Most lenders seem to be willing to provide mortgages right now for rural property only in very specific circumstances.
They want a cookie-cutter profile for both the property and the borrower. They want most of the value in the house and as little as possible in the land. Twenty percent down, or more. Low appraisal values. Loan-to-value of 80 percent or less. Guaranteed borrower wage income for life and beyond. Self-employed borrowers are not welcomed. Credit score of 700+. The mortgage must be saleable; few want to carry a loan they originate. And so on.
Land loans are often similarly handicapped, as are commercial and industrial (C&I) loans. Most lenders want as much cash in on land loans as they can get out of the borrowers. It often doesn’t matter what the property presents as annual cash income or merchantable timber value.
I was surprised at how uncompetitive my Farm Credit Coop was on my refinance. They quoted a 30-year fixed at 7.65 percent about six weeks ago. The member-owned, non-profit community credit union I belong to sells exclusively to an investor who has no taste for anything outside the lines of utmost conventionality. They quoted nothing fixed, only adjustable.
I anticipated reluctance, but not near total unresponsiveness. For that reason, I gave the five candidates every scrap of information and documentation they needed before applying, before asking for a Good Faith Estimate. I dug out comparables. I sent tax returns, gross income for 1-11/2009, photocopies of every account (savings, IRAs, credit cards, etc.), credit scores/reports, debtstatements for vehicles, farmowner’s insurance coverages and on and on. My wife, incidentally, is a real-estate lawyer who has worked for years with every one of these lenders. We’ve not been late on a mortgage payment in 26 years.
To every generalization, I’m sure exceptions exist. But it requires a lot of work and persistence on the borrower’s part to find the exception these days.
Some lenders understand rural land; some don’t, and don’t care to learn the market.
Rural residences tend to be idiosyncratic in that they often involve more land than the “maximum” of nine acres that banks want.
They also come with farm-related improvements around the house that are valued for property taxes at a huge discount to their fair market values. I have $200,000 in barns and farm buildings valued at replacement cost, which our county values for taxes at $7,500. It’s a great tax break, but it works against a borrower trying to show his property’s fair market value.

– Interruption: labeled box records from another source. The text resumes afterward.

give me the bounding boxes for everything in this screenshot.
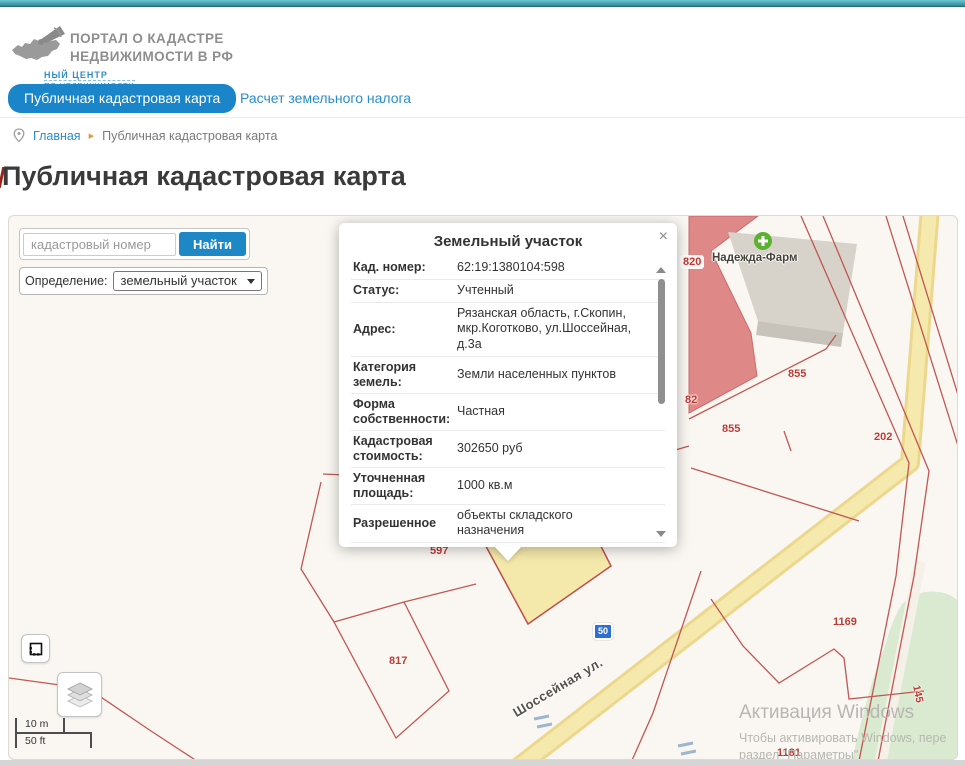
parcel-info-popup: × Земельный участок Кад. номер: 62:19:13… [339,223,677,547]
parcel-label-202: 202 [874,431,892,443]
bottom-scroll-strip[interactable] [0,760,965,766]
parcel-label-820: 820 [680,255,704,269]
filter-label: Определение: [25,274,108,288]
layers-icon [65,681,95,709]
breadcrumb-home-link[interactable]: Главная [33,129,81,143]
popup-row: Категория земель: Земли населенных пункт… [351,357,665,394]
popup-row: Статус: Учтенный [351,280,665,303]
map-canvas[interactable]: 598 597 817 855 855 202 1169 1181 820 14… [8,215,958,760]
extent-icon [28,641,44,657]
parcel-label-817: 817 [389,655,407,667]
scroll-down-icon[interactable] [656,531,666,537]
popup-row: Кад. номер: 62:19:1380104:598 [351,256,665,280]
location-pin-icon [13,128,25,143]
row-label: Разрешенное [353,516,457,531]
main-tabs: Публичная кадастровая карта Расчет земел… [0,84,965,113]
logo-line1: ПОРТАЛ О КАДАСТРЕ [70,30,233,48]
popup-title: Земельный участок [351,233,665,250]
windows-activation-watermark: Активация Windows Чтобы активировать Win… [739,702,946,760]
filter-select[interactable]: земельный участок [113,271,262,291]
breadcrumb: Главная ▸ Публичная кадастровая карта [13,128,277,143]
row-label: Кадастровая стоимость: [353,434,457,464]
popup-row: Кадастровая стоимость: 302650 руб [351,431,665,468]
parcel-label-597: 597 [430,545,448,557]
popup-row: Разрешенное объекты складского назначени… [351,505,665,543]
cadastral-search: Найти [19,228,250,260]
site-logo: ПОРТАЛ О КАДАСТРЕ НЕДВИЖИМОСТИ В РФ [10,24,233,66]
top-accent-bar [0,0,965,7]
parcel-label-82: 82 [685,394,697,406]
row-label: Адрес: [353,322,457,337]
row-label: Статус: [353,283,457,298]
definition-filter: Определение: земельный участок [19,267,268,295]
popup-row: Форма собственности: Частная [351,394,665,431]
row-value: объекты складского назначения [457,508,639,539]
pharmacy-poi-icon[interactable] [754,232,772,250]
rose-parcel-notch [704,235,716,249]
parcel-label-855b: 855 [722,423,740,435]
chevron-down-icon [247,279,255,284]
row-label: Уточненная площадь: [353,471,457,501]
row-label: Форма собственности: [353,397,457,427]
popup-row: Уточненная площадь: 1000 кв.м [351,468,665,505]
row-value: Земли населенных пунктов [457,367,639,383]
layers-button[interactable] [57,672,102,717]
extent-button[interactable] [21,634,50,663]
row-value: 62:19:1380104:598 [457,260,639,276]
find-button[interactable]: Найти [179,232,246,256]
tab-public-cadastral-map[interactable]: Публичная кадастровая карта [8,84,236,113]
row-value: 1000 кв.м [457,478,639,494]
breadcrumb-current: Публичная кадастровая карта [102,129,277,143]
row-label: Кад. номер: [353,260,457,275]
row-label: Категория земель: [353,360,457,390]
scale-imperial: 50 ft [15,732,92,748]
road-number-sign: 50 [593,623,613,640]
filter-selected-value: земельный участок [121,273,237,288]
scale-bar: 10 m 50 ft [15,718,92,748]
parcel-label-1169: 1169 [833,616,857,628]
poi-label-nadezhda-farm: Надежда-Фарм [712,252,798,264]
page-title: Публичная кадастровая карта [2,161,406,192]
scroll-up-icon[interactable] [656,267,666,273]
breadcrumb-separator: ▸ [89,129,95,142]
popup-pointer [494,546,522,561]
search-input[interactable] [23,233,176,256]
logo-line2: НЕДВИЖИМОСТИ В РФ [70,48,233,66]
tabs-divider [0,117,965,118]
row-value: 302650 руб [457,441,639,457]
row-value: Учтенный [457,283,639,299]
popup-row: Адрес: Рязанская область, г.Скопин, мкр.… [351,303,665,357]
row-value: Частная [457,404,639,420]
parcel-label-855a: 855 [788,368,806,380]
russia-map-logo-icon [10,24,66,64]
tab-land-tax-calc[interactable]: Расчет земельного налога [240,90,411,106]
popup-scrollbar[interactable] [658,279,665,404]
close-icon[interactable]: × [659,229,668,245]
row-value: Рязанская область, г.Скопин, мкр.Коготко… [457,306,639,353]
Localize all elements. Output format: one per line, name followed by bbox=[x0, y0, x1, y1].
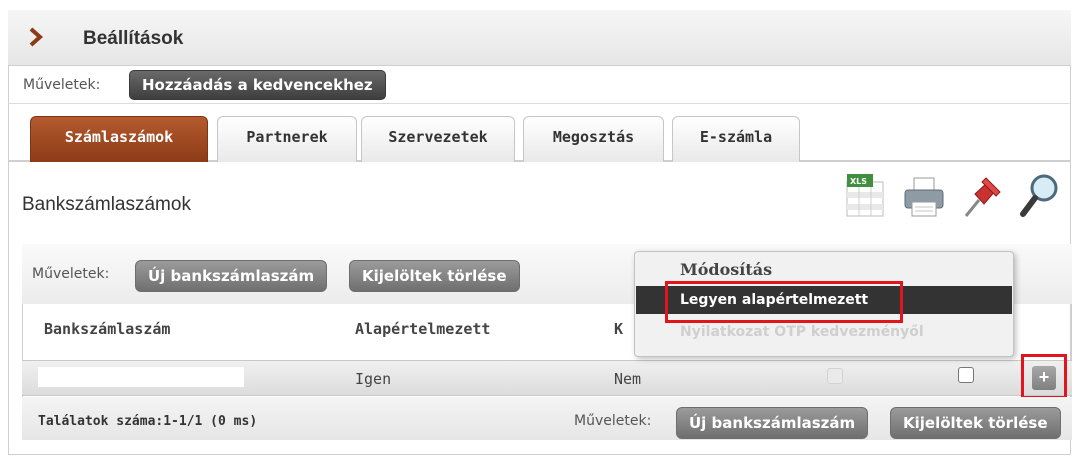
cell-default: Igen bbox=[355, 370, 392, 388]
tab-bar: Számlaszámok Partnerek Szervezetek Megos… bbox=[8, 104, 1071, 162]
column-header-k[interactable]: K bbox=[614, 320, 623, 338]
top-actions-bar: Műveletek: Hozzáadás a kedvencekhez bbox=[8, 66, 1071, 104]
actions-label: Műveletek: bbox=[23, 77, 101, 93]
search-icon[interactable] bbox=[1018, 172, 1062, 220]
menu-item-otp-declaration: Nyilatkozat OTP kedvezményől bbox=[680, 324, 924, 340]
pin-icon[interactable] bbox=[960, 172, 1004, 220]
row-select-checkbox[interactable] bbox=[958, 367, 974, 383]
page-title: Beállítások bbox=[83, 28, 184, 49]
add-to-favorites-button[interactable]: Hozzáadás a kedvencekhez bbox=[129, 70, 386, 100]
tab-partnerek[interactable]: Partnerek bbox=[217, 116, 357, 162]
column-header-account[interactable]: Bankszámlaszám bbox=[44, 320, 170, 338]
context-menu-header: Módosítás bbox=[680, 260, 773, 279]
row-checkbox-disabled bbox=[827, 368, 843, 384]
column-header-default[interactable]: Alapértelmezett bbox=[355, 320, 490, 338]
grid-actions-label: Műveletek: bbox=[32, 266, 110, 282]
new-account-button[interactable]: Új bankszámlaszám bbox=[135, 260, 328, 292]
tab-szamlaszamok[interactable]: Számlaszámok bbox=[30, 116, 208, 162]
print-icon[interactable] bbox=[902, 172, 946, 220]
footer-actions-label: Műveletek: bbox=[574, 413, 652, 429]
panel-header: Beállítások bbox=[8, 10, 1071, 66]
tab-szervezetek[interactable]: Szervezetek bbox=[361, 116, 515, 162]
highlight-menu-outline bbox=[665, 281, 903, 323]
delete-selected-button[interactable]: Kijelöltek törlése bbox=[349, 260, 520, 292]
cell-col3: Nem bbox=[614, 370, 642, 388]
highlight-plus-outline bbox=[1021, 354, 1067, 399]
footer-new-account-button[interactable]: Új bankszámlaszám bbox=[676, 407, 869, 439]
xls-export-icon[interactable]: XLS bbox=[843, 172, 887, 220]
results-count: Találatok száma:1-1/1 (0 ms) bbox=[38, 414, 258, 429]
footer-delete-selected-button[interactable]: Kijelöltek törlése bbox=[890, 407, 1061, 439]
section-title: Bankszámlaszámok bbox=[22, 194, 191, 215]
tab-megosztas[interactable]: Megosztás bbox=[523, 116, 664, 162]
redacted-account-number bbox=[38, 367, 244, 387]
chevron-right-icon[interactable] bbox=[28, 26, 44, 48]
tab-e-szamla[interactable]: E-számla bbox=[672, 116, 800, 162]
svg-text:XLS: XLS bbox=[850, 177, 867, 186]
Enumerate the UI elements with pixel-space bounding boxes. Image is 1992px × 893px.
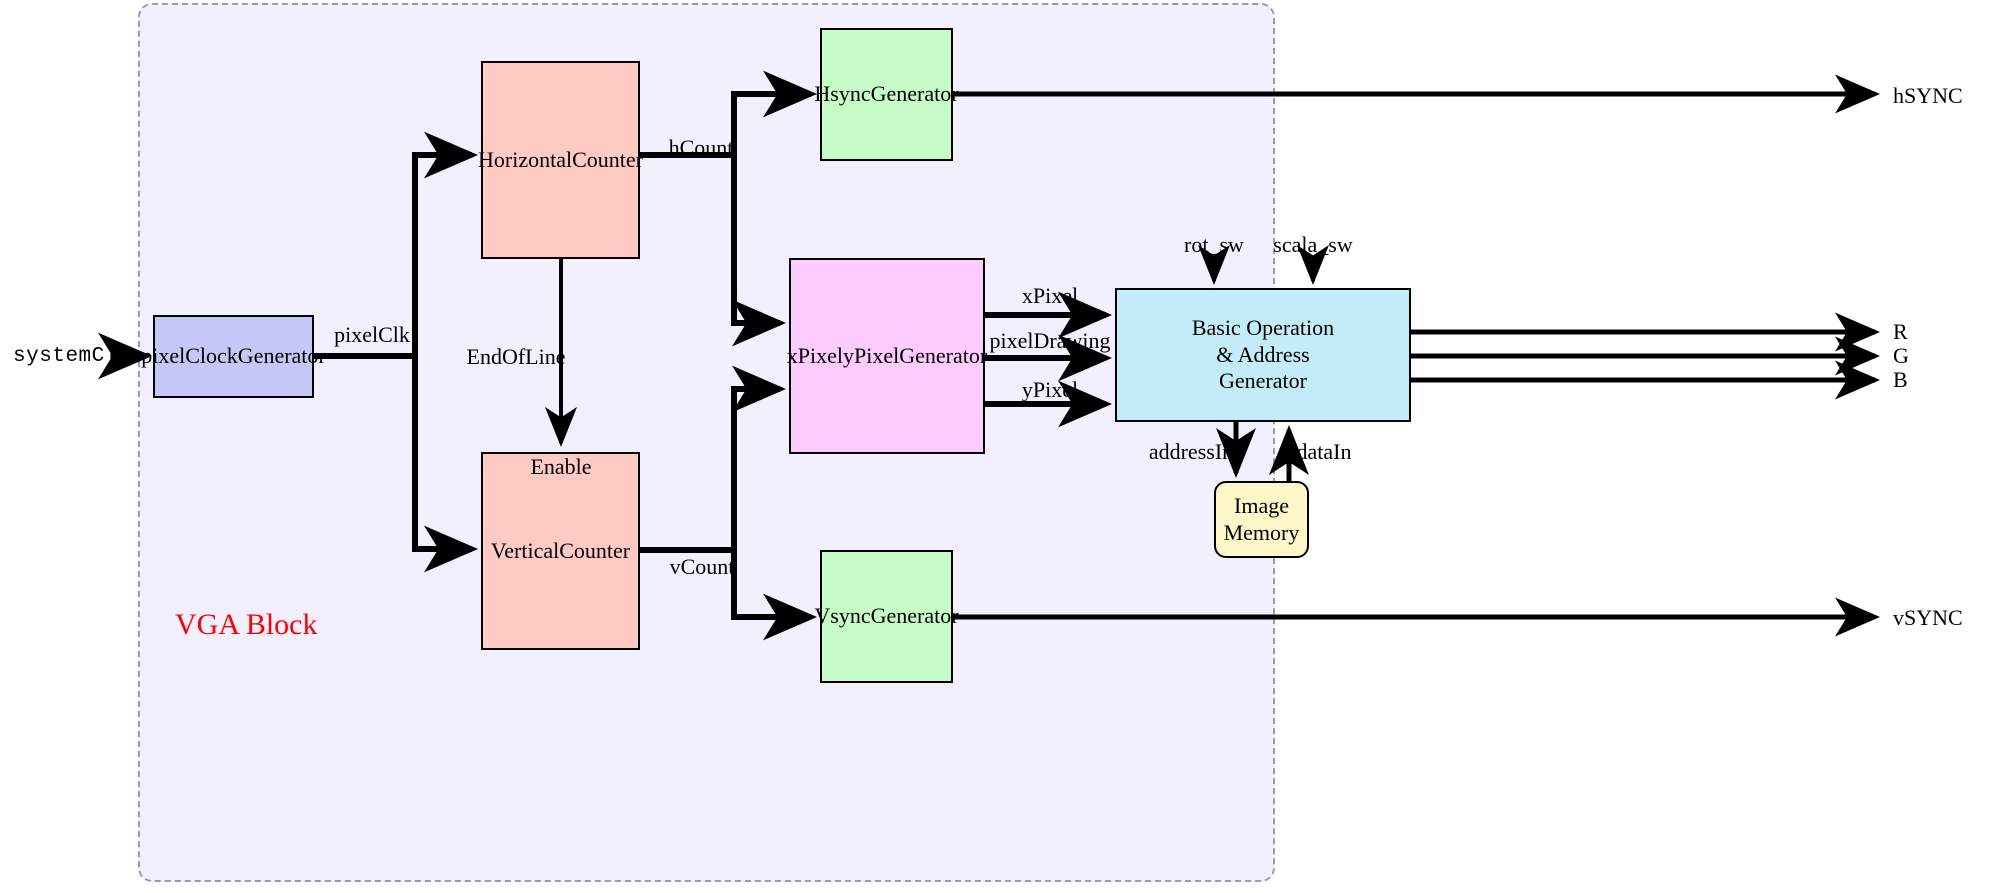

Most farms and rural residences appear to have held their values better than metro housing and, particularly, condos. The arbitrary penalties that many lenders are now imposing on the rural real-estate market don’t make financial or economic sense, at least to me.
And perhaps I’ve missed it. But I don’t hear rural representatives making any noise inWashington. Maybe my hearing isn’t what it used to be, but I think it’s still good enough to hear someone calling for balance and common sense.